Indian authorities alerted their Malaysian counterparts over an illicit shipping container containing four tons of shark fins, and the cargo was offloaded onto our country’s shores yesterday.
Initially labeled as “ray skin,” the contraband left Chennai en route to Hong Kong, but was stopped at the request of India’s Directorate of Revenue Intelligence according to Times of India.
The massive haul is only half of another recent raid carried out by the IDR, who found eight tons of shark fins at two locations in Gujarat over the weekend, also labeled as “dried ray skin.”
Shark fin export has been prohibited in India since legislature was introduced banning the trade in 2015, with savvy smugglers resorting to labeling their hauls as “dried ray skins, dried marine products, or fish maw” to circumnavigate authorities.

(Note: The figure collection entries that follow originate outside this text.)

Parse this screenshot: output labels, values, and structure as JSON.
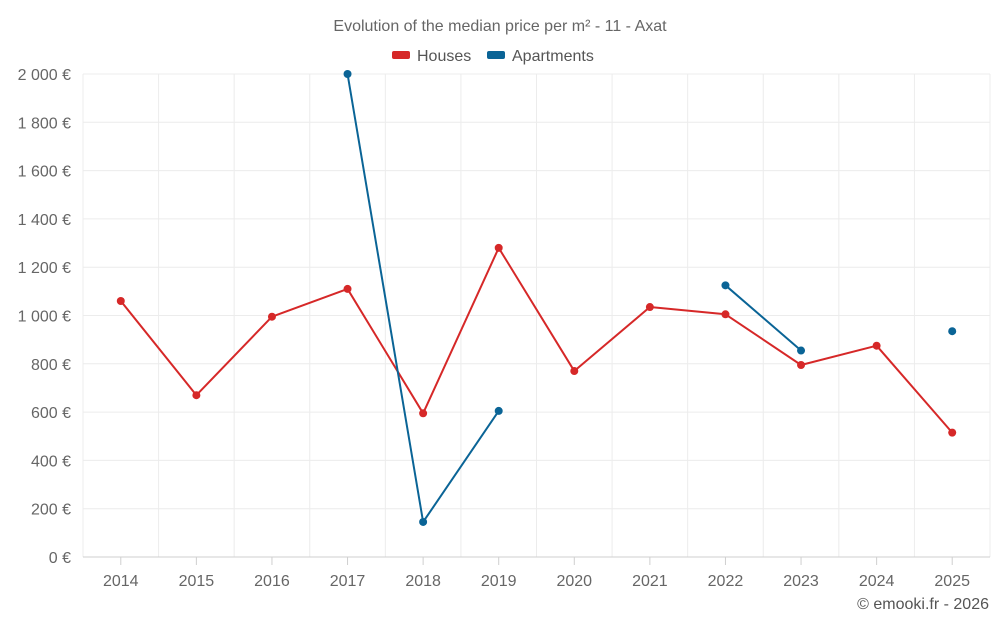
{
  "chart_data": {
    "type": "line",
    "title": "Evolution of the median price per m² - 11 - Axat",
    "categories": [
      "2014",
      "2015",
      "2016",
      "2017",
      "2018",
      "2019",
      "2020",
      "2021",
      "2022",
      "2023",
      "2024",
      "2025"
    ],
    "ylim": [
      0,
      2000
    ],
    "yticks": [
      0,
      200,
      400,
      600,
      800,
      1000,
      1200,
      1400,
      1600,
      1800,
      2000
    ],
    "ytick_labels": [
      "0 €",
      "200 €",
      "400 €",
      "600 €",
      "800 €",
      "1 000 €",
      "1 200 €",
      "1 400 €",
      "1 600 €",
      "1 800 €",
      "2 000 €"
    ],
    "grid": true,
    "legend_position": "top-center",
    "series": [
      {
        "name": "Houses",
        "color": "#d62828",
        "values": [
          1060,
          670,
          995,
          1110,
          595,
          1280,
          770,
          1035,
          1005,
          795,
          875,
          515
        ]
      },
      {
        "name": "Apartments",
        "color": "#0a6496",
        "values": [
          null,
          null,
          null,
          2000,
          145,
          605,
          null,
          null,
          1125,
          855,
          null,
          935
        ]
      }
    ],
    "credit": "© emooki.fr - 2026"
  }
}
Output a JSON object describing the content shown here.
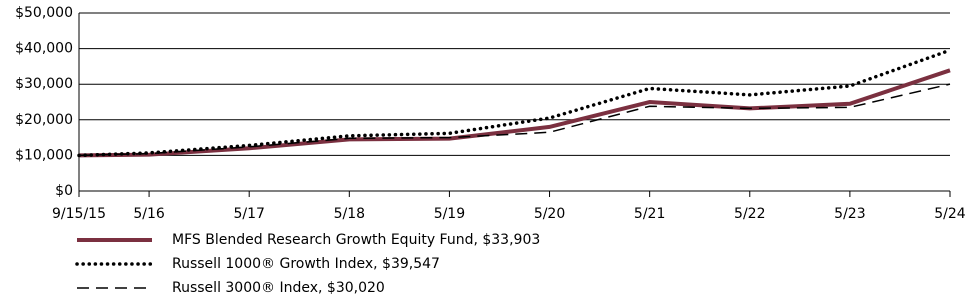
{
  "chart_data": {
    "type": "line",
    "x": [
      2015.71,
      2016.41,
      2017.41,
      2018.41,
      2019.41,
      2020.41,
      2021.41,
      2022.41,
      2023.41,
      2024.41
    ],
    "xlim": [
      2015.71,
      2024.41
    ],
    "xticks": [
      {
        "value": 2015.71,
        "label": "9/15/15"
      },
      {
        "value": 2016.41,
        "label": "5/16"
      },
      {
        "value": 2017.41,
        "label": "5/17"
      },
      {
        "value": 2018.41,
        "label": "5/18"
      },
      {
        "value": 2019.41,
        "label": "5/19"
      },
      {
        "value": 2020.41,
        "label": "5/20"
      },
      {
        "value": 2021.41,
        "label": "5/21"
      },
      {
        "value": 2022.41,
        "label": "5/22"
      },
      {
        "value": 2023.41,
        "label": "5/23"
      },
      {
        "value": 2024.41,
        "label": "5/24"
      }
    ],
    "ylim": [
      0,
      50000
    ],
    "yticks": [
      {
        "value": 0,
        "label": "$0"
      },
      {
        "value": 10000,
        "label": "$10,000"
      },
      {
        "value": 20000,
        "label": "$20,000"
      },
      {
        "value": 30000,
        "label": "$30,000"
      },
      {
        "value": 40000,
        "label": "$40,000"
      },
      {
        "value": 50000,
        "label": "$50,000"
      }
    ],
    "grid": true,
    "series": [
      {
        "name": "MFS Blended Research Growth Equity Fund, $33,903",
        "color": "#7b3040",
        "style": "solid",
        "values": [
          10000,
          10200,
          12000,
          14500,
          14700,
          18000,
          25000,
          23200,
          24500,
          33903
        ]
      },
      {
        "name": "Russell 1000® Growth Index, $39,547",
        "color": "#000000",
        "style": "dotted",
        "values": [
          10000,
          10700,
          12800,
          15500,
          16200,
          20500,
          28800,
          27000,
          29500,
          39547
        ]
      },
      {
        "name": "Russell 3000® Index, $30,020",
        "color": "#000000",
        "style": "dashed",
        "values": [
          10000,
          10500,
          12400,
          14800,
          15000,
          16500,
          23800,
          23200,
          23500,
          30020
        ]
      }
    ]
  }
}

Now authorities are curious to crackdown on who the consignee was on the Hong Kong end of the trade, and how goods were declared there to authorities.
Shark finning is seen by many as a cruel practice, with live sharks having their fins cut, and subsequently being tossed back into the ocean.
Hong Kong is one of the world’s biggest markets for shark fin — often served as a soup at expensive Chinese banquets — but it prohibits the trade in products taken from endangered species.
Companies including airlines Cathay Pacific and Virgin and shipping company Maersk have barred the transportation of shark fins following public outcry over the trade, which is blamed for the deaths of tens of millions of sharks every year.